Uitspraak
1.Procesverloop in cassatie
2.Beoordeling van de cassatiemiddelen
3.Beslissing
21 april 2020.
Hoge Raad
In deze zaak heeft de Hoge Raad op 21 april 2020 uitspraak gedaan in een cassatieprocedure tegen een beschikking van de rechtbank Amsterdam. De zaak betreft een klaagschrift van de klager, die in het kader van een strafrechtelijk onderzoek naar valsheid in geschrift en/of oplichting door medewerkers van de gemeente Amsterdam, een beslag op zijn auto aanvecht. De rechtbank had het klaagschrift ongegrond verklaard, met de overweging dat het Openbaar Ministerie en de klager in onderhandeling waren over een schikking en dat het beslag kon worden omgezet in conservatoir beslag indien zij er niet uitkwamen. De Hoge Raad oordeelt dat de rechtbank onjuist heeft geoordeeld, omdat de omstandigheden die de rechtbank aanvoert niet een belang van strafvordering in de zin van artikel 94 van het Wetboek van Strafvordering betreffen. De Hoge Raad vernietigt de beschikking van de rechtbank en wijst de zaak terug naar de rechtbank Amsterdam voor een nieuwe behandeling.
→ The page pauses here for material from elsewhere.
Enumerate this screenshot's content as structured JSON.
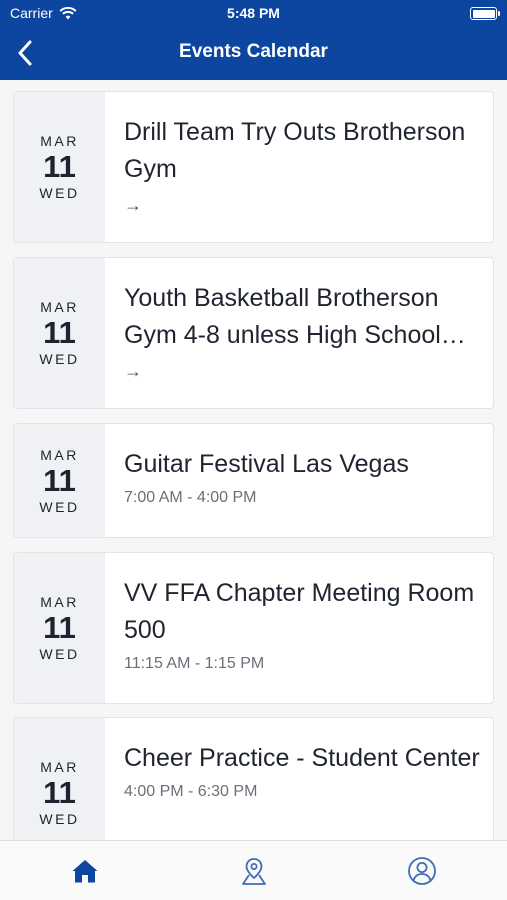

De zaak is van belang voor de uitleg van artikel 94 Sv, dat betrekking heeft op de inbeslagneming van goederen in het kader van strafvorderlijke belangen. De Hoge Raad herhaalt relevante overwegingen uit eerdere jurisprudentie en benadrukt dat het belang van strafvordering zich verzet tegen teruggave van in beslag genomen goederen als het veiligstellen van de belangen waarvoor de inbeslagneming is toegestaan, het voortduren van het beslag noodzakelijk maakt. De uitspraak heeft implicaties voor de manier waarop rechtbanken omgaan met verzoeken tot opheffing van beslag in vergelijkbare situaties.